In 2019, the US House of Representatives passed H.R.3, which would require the federal government to set the price of many prescription medicines. In a report developed for PhRMA, we discuss how the Congressional Budget Office likely underestimates the true impact of H.R.3 on future incentives for innovation.
The Congressional Budget Office (CBO), which is charged with calculating the costs of potential legislation to guide policymaking, estimated that if H.R.3 were enacted, government-set prices for medicines would reduce direct federal spending by nearly $500 billion between 2023 and 2029. H.R.3 would also have a significant impact on biopharmaceutical industry revenues. Other research suggests that industry revenues could decline by $1,275 billion to $1,655 billion between 2020 and 2029, which translates to a reduction in US brand drug revenue of 34% to 44% across the Medicare and commercial markets.

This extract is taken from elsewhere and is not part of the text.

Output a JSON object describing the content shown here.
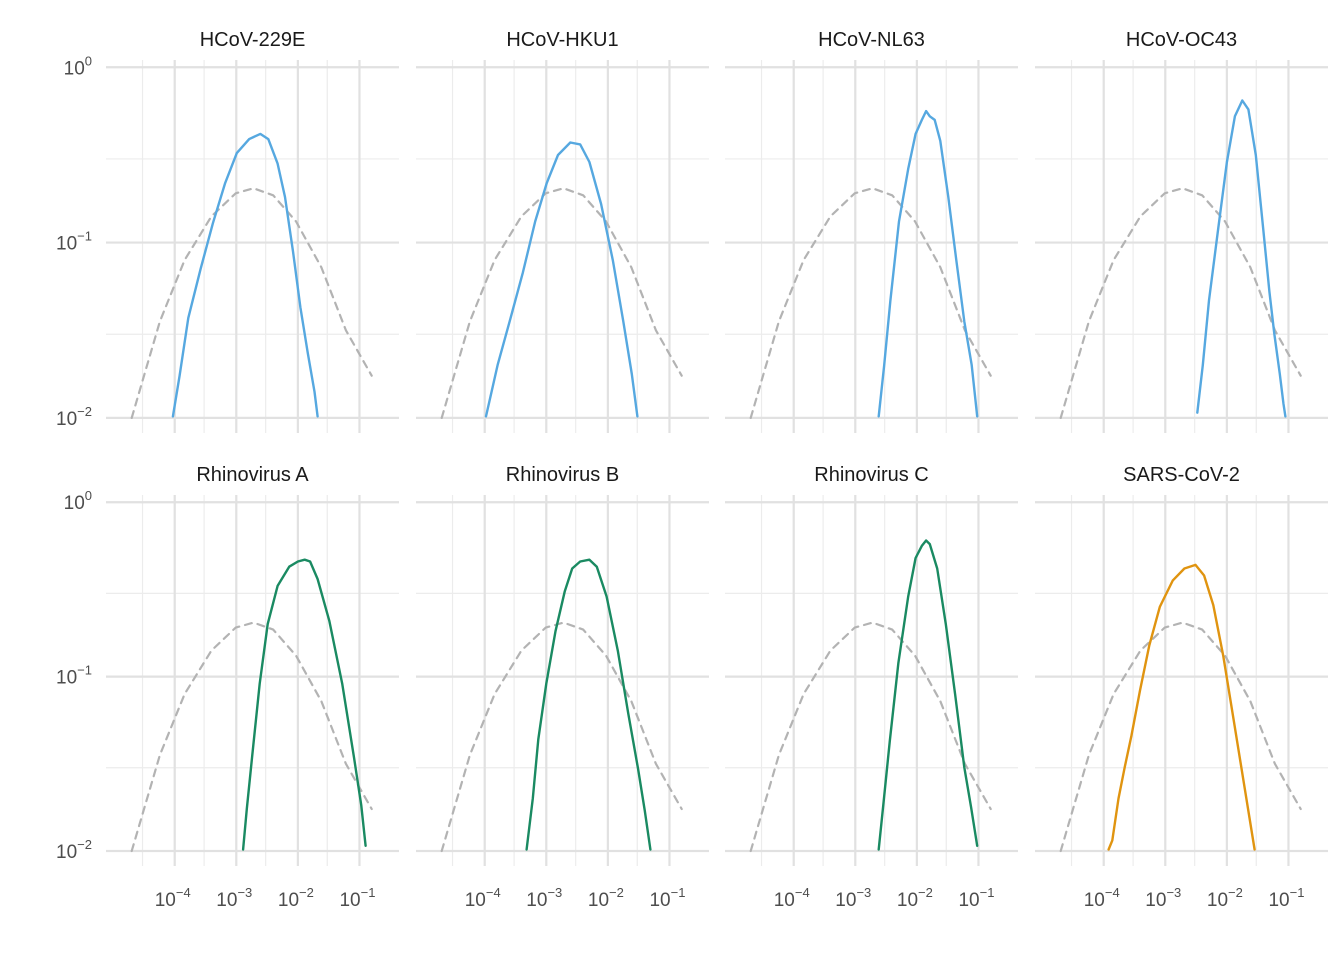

Despite H.R.3’s unprecedented impact on the US market, the world’s leading market for biopharmaceuticals, CBO projected that only 8 to 15 fewer new medicines would be developed over the next 10 years, with an additional 30 new medicines failing to reach the market in the following decade. Given the challenges inherent in forecasting the impact of a policy change of this magnitude on future innovation—and the potentially serious implications for drug development and consequently the health of the US population—Charles River Associates (CRA) was retained by the Pharmaceutical Research and Manufacturers of America (PhRMA) to review the CBO approach to estimating the impact of H.R.3. Overall, CRA concludes that there is no sufficient analogue to estimate the effect of this policy and the CBO likely underestimates the true impact of H.R.3 on future incentives for innovation. Therefore, policymakers have not been provided with sufficiently reliable estimates to adequately assess the risk of such a decision.
CBO’s estimate of a modest innovation impact from H.R.3 stems partly from its likely understated estimate of H.R.3’s impact on biopharmaceutical company revenues. For example, CBO assumes that the “reference price” is most likely to be set at the upper end of the range of possible prices, when it could also be set at the lower end of the range.4,5 Also, CBO assumes companies can increase their prices outside the US when in reality payers outside of the US are unlikely to accept a higher price and those payers have policies in place such as Health Technology Assessment that may not allow a price increase or support significantly higher launch prices.
The focus of CRA’s review, however, is on CBO’s assessment of the future innovation impacts that result from H.R.3’s revenue reductions. Following a review of the methods and related literature along with expert interviews, CRA concludes that the CBO likely understates the impact of H.R.3 on the development of new medicines.